Baoshu kicks off his narrative in 800 B.C., in the kingdom of Shu, an offshoot of the even more ancient Sanxingdui culture, notable for having arisen separately from the traditional north China plain heartland of Chinese civilization. Baoshu's main protagonist manages to play a role in the development of the irrigation system that assured Sichuan's prosperity through the ages, and in the invasion and annexation of Sichuan by the Qin, the founders of imperial China, and in the creation of organized religious Daoism (which happened in Sichuan in the third century A.D.). He drinks wine with the poet Li Bai, recites poetry with Du Fu, and dallies with Sichuan's most famous female poet Xue Tao.

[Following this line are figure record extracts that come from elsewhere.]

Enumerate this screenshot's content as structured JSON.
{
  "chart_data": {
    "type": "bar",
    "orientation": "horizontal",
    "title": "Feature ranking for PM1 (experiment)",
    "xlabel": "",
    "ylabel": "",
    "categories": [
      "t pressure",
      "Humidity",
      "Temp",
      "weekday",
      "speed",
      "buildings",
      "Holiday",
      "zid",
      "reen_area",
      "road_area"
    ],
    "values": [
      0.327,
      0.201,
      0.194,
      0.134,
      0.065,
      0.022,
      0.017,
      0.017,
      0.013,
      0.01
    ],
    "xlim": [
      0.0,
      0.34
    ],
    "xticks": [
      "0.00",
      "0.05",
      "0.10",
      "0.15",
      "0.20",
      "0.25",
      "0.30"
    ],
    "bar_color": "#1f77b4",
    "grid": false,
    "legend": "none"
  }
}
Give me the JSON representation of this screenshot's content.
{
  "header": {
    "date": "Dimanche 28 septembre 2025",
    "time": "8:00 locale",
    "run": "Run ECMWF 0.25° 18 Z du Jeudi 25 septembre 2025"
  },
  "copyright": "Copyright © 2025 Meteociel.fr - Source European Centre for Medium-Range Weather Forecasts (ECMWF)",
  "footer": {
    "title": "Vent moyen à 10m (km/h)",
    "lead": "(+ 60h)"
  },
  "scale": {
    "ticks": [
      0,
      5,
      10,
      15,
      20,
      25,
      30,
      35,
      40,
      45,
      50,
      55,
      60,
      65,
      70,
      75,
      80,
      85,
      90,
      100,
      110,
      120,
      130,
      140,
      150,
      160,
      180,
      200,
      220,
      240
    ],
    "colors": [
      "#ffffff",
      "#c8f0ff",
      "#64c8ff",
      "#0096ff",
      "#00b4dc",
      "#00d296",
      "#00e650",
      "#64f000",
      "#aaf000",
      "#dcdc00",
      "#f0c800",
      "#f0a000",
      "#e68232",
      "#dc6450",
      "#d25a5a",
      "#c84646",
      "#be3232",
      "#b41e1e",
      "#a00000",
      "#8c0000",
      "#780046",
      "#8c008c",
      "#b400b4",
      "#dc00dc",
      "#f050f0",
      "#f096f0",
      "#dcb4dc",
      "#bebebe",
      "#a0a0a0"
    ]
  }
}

He is a witness to the unthinkable devastation wrought on Sichuan in the 17th century by the combined forces of the murderous bandit leader Zhang Xianzhong and the conquering armies of the Manchus.
(Occasionally, he even gets out of Sichuan, such as when he becomes Zhuangzi's disciple during the Warring States Era -- and receives some useful advice from the sage pertaining to his really messed up love life -- or when he journeys to the United States to get up to date on the rise of science and technology. But for my purposes here, those are digressions.)
Three years ago, before I started ransacking the UC Berkeley library system for every book and journal article related to Sichuan, I would not have been able to make head nor tail of Memories of Chengdu. I would not have understood the cuckoo's symbolism for the kings of Shu, or what the significance of the Way of the Five Pecks of Rice was for Daoism, or how Zhang Xianzhong's barbarity paved the way for the arrival of the chili pepper. Perhaps most shockingly I had never even heard of Xue Tao, who, in addition to being a remarkable poet, was also a courtesan, Daoist priestess, and renowned paper-maker.
I have now read a dissertation about Xue Tao, a novel roughly based on her life, and have visited the gorgeous public park devoted to her memory in Chengdu that doubles as a magnificent bamboo conservatory. But while I have found reading her poetry and learning about her life fulfilling on a purely intellectual basis, I have occasionally struggled to imagine how she, or Zhang Daoling, the founder of the Way of the Celestial Masters, or the Shu king who transformed into a cuckoo could possibly be made to fit into my narrative. I've been accumulating shiny facts like a magpie, hoping that eventually they will all add up to something that makes sense, that is a story.
I did not expect that the first proof I wasn't wasting my time in random excellent adventures through Sichuanese space and time would be my new-found ability to read a Chinese science fiction story with pleasure. That was cool. I learned the Chinese words for both "dark matter" and "pleisosaur" and that was pretty neat, too. But I am even more excited about the tantalizing promise that I might somehow follow the path blazoned by Baoshu. In the scope of one short story he hop-scotched through multiple dynasties, laced together the unknowable future with the murky ancient past, danced with paradox and philosophy and science... and told a rip-roaring love story. He reminded me again that a good writer is the greatest magician; that nothing is impossible when you start putting words on a page.
(One of the hundreds of different varieties of bamboo at Wangjiang Pavilion Park.)